Vous avez dit Pirates du Livre ? #bookcamp2
Mieux vaut tard que jamais ! J’aimerais revenir dans ce billet sur un atelier auquel j’ai eu le plaisir de participer lors du bookcamp 2 de la semaine dernière, consacré à une question sensible et controversée : le piratage du livre. L’intérêt de cette session résidait dans la diversité des éclairages apportés par ses deux organisateurs [...]
Mieux vaut tard que jamais ! J’aimerais revenir dans ce billet sur un atelier auquel j’ai eu le plaisir de participer lors du bookcamp 2 de la semaine dernière, consacré à une question sensible et controversée : le piratage du livre.
L’intérêt de cette session résidait dans la diversité des éclairages apportés par ses deux organisateurs (Mathias Daval et Antoine Blanchard alias Enro) : le premier avait choisi de traiter le sujet sous un angle “objectif” en nous livrant un aperçu des premiers résultats d’une étude réalisée par ses soins pour le MOTIF (l’observatoire du livre et de l’écrit en Ile-de-France) ; le second avait opté pour une approche plus “subjective” en partageant un retour d’expérience en lien avec un de ses projets d’écriture.
C’est typiquement le genre de contrastes inattendus que suscite un cadre ouvert comme le bookcamp et la discussion qui a suivi les deux présentations a permis à mon avis de toucher du doigt un point essentiel du débat sur le “piratage” du livre (et plus largement des biens culturels).

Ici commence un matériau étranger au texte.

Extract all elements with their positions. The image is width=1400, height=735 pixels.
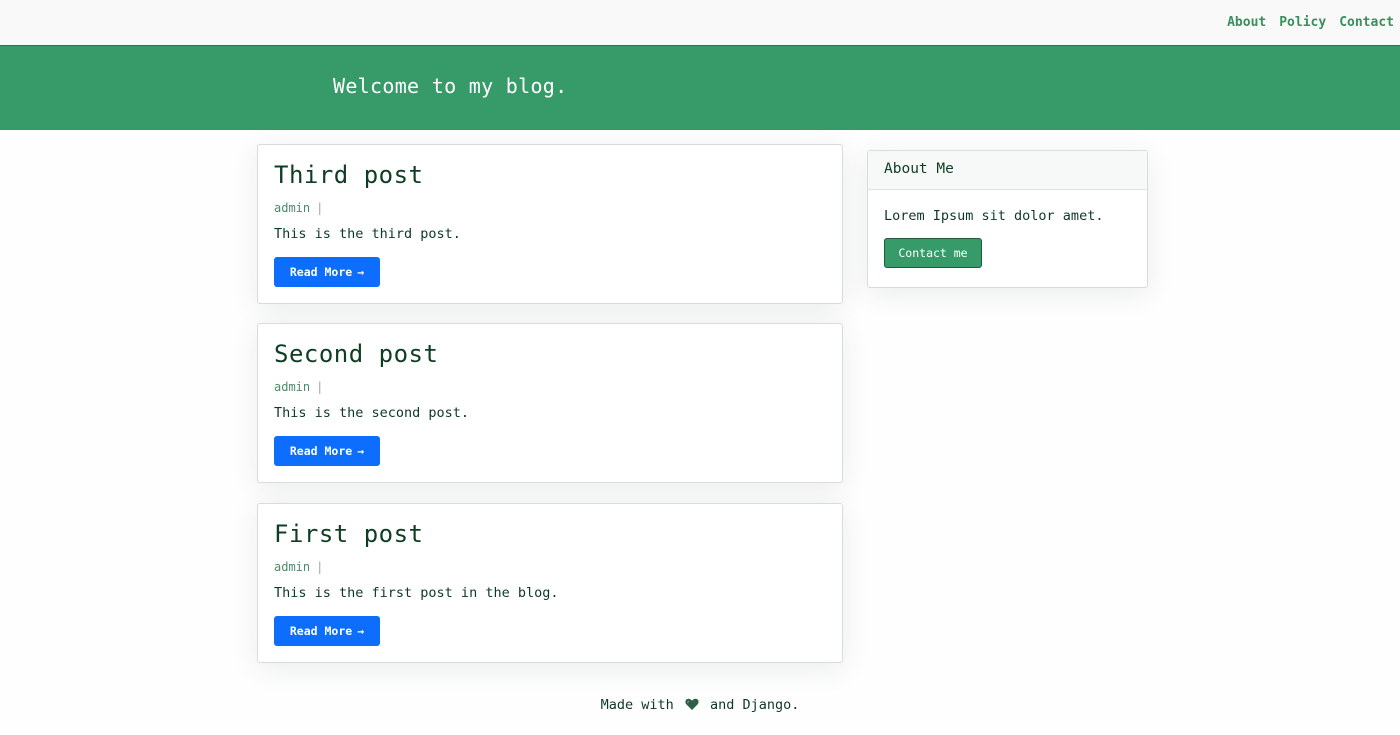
nav-link-policy[interactable]: Policy xyxy=(1279,15,1326,30)
main-content: Third post admin | This is the third post… xyxy=(0,130,1400,735)
post-meta-separator: | xyxy=(316,201,324,215)
post-card: Third post admin | This is the third post… xyxy=(257,144,843,304)
top-navbar: About Policy Contact xyxy=(0,0,1400,46)
read-more-button[interactable]: Read More → xyxy=(274,257,380,287)
read-more-button[interactable]: Read More → xyxy=(274,436,380,466)
post-author: admin xyxy=(274,201,311,215)
post-card: First post admin | This is the first post… xyxy=(257,503,843,663)
post-title: First post xyxy=(274,520,424,548)
read-more-label: Read More xyxy=(289,444,353,458)
post-author: admin xyxy=(274,560,311,574)
about-me-card: About Me Lorem Ipsum sit dolor amet. Con… xyxy=(867,150,1148,288)
about-me-body: Lorem Ipsum sit dolor amet. Contact me xyxy=(868,190,1147,286)
about-me-text: Lorem Ipsum sit dolor amet. xyxy=(884,208,1104,224)
arrow-right-icon: → xyxy=(357,624,365,638)
about-me-header: About Me xyxy=(868,151,1147,190)
read-more-label: Read More xyxy=(289,265,353,279)
arrow-right-icon: → xyxy=(357,265,365,279)
heart-icon xyxy=(685,698,699,715)
nav-link-about[interactable]: About xyxy=(1227,15,1266,30)
hero-title: Welcome to my blog. xyxy=(333,74,568,98)
post-author: admin xyxy=(274,380,311,394)
post-meta: admin | xyxy=(274,201,323,215)
post-meta-separator: | xyxy=(316,560,324,574)
post-excerpt: This is the first post in the blog. xyxy=(274,585,559,601)
read-more-button[interactable]: Read More → xyxy=(274,616,380,646)
footer: Made with and Django. xyxy=(0,697,1400,715)
footer-text-after: and Django. xyxy=(710,697,800,713)
hero-banner: Welcome to my blog. xyxy=(0,46,1400,130)
post-excerpt: This is the third post. xyxy=(274,226,461,242)
footer-text-before: Made with xyxy=(600,697,674,713)
post-title: Second post xyxy=(274,340,439,368)
read-more-label: Read More xyxy=(289,624,353,638)
post-meta-separator: | xyxy=(316,380,324,394)
arrow-right-icon: → xyxy=(357,444,365,458)
post-meta: admin | xyxy=(274,380,323,394)
contact-me-button[interactable]: Contact me xyxy=(884,238,982,268)
post-title: Third post xyxy=(274,161,424,189)
nav-link-contact[interactable]: Contact xyxy=(1339,15,1394,30)
post-excerpt: This is the second post. xyxy=(274,405,470,421)
post-card: Second post admin | This is the second po… xyxy=(257,323,843,483)
post-meta: admin | xyxy=(274,560,323,574)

Comme le rappelait Mathias Daval en guise d’introduction, il existe une sorte de mythologie contradictoire au sujet du piratage du livre : certains nient l’existence du phénomène alors que d’autres considèrent qu’il s’agit d’ores et déjà d’une pratique massive, comparable à ce qui existe pour la musique ou la vidéo. L’étude de Mathias est la première à tenter d’aller plus loin que ces préjugés pour évaluer l’état de l’offre illégale de livres.
Même s’il n’a pas pu nous donner encore de chiffres définitifs (son étude ne sera publiée que dans quelques semaines), Mathias estime qu’ environ 1% des 600 000 titres actuels offerts à la vente en France seraient piratés et disponibles sur les réseaux d’échanges. Un chiffre qui a le mérite de recadrer le débat : le piratage du livre existe bel et bien, mais il reste encore d’une ampleur très limitée comparée aux pratiques affectant les autres biens culturels. Et c’est somme toute logique, étant donné que le livre numérique peine encore à entrer dans les usages, faute d’un support technique qui en favoriserait l’adoption à une large échelle.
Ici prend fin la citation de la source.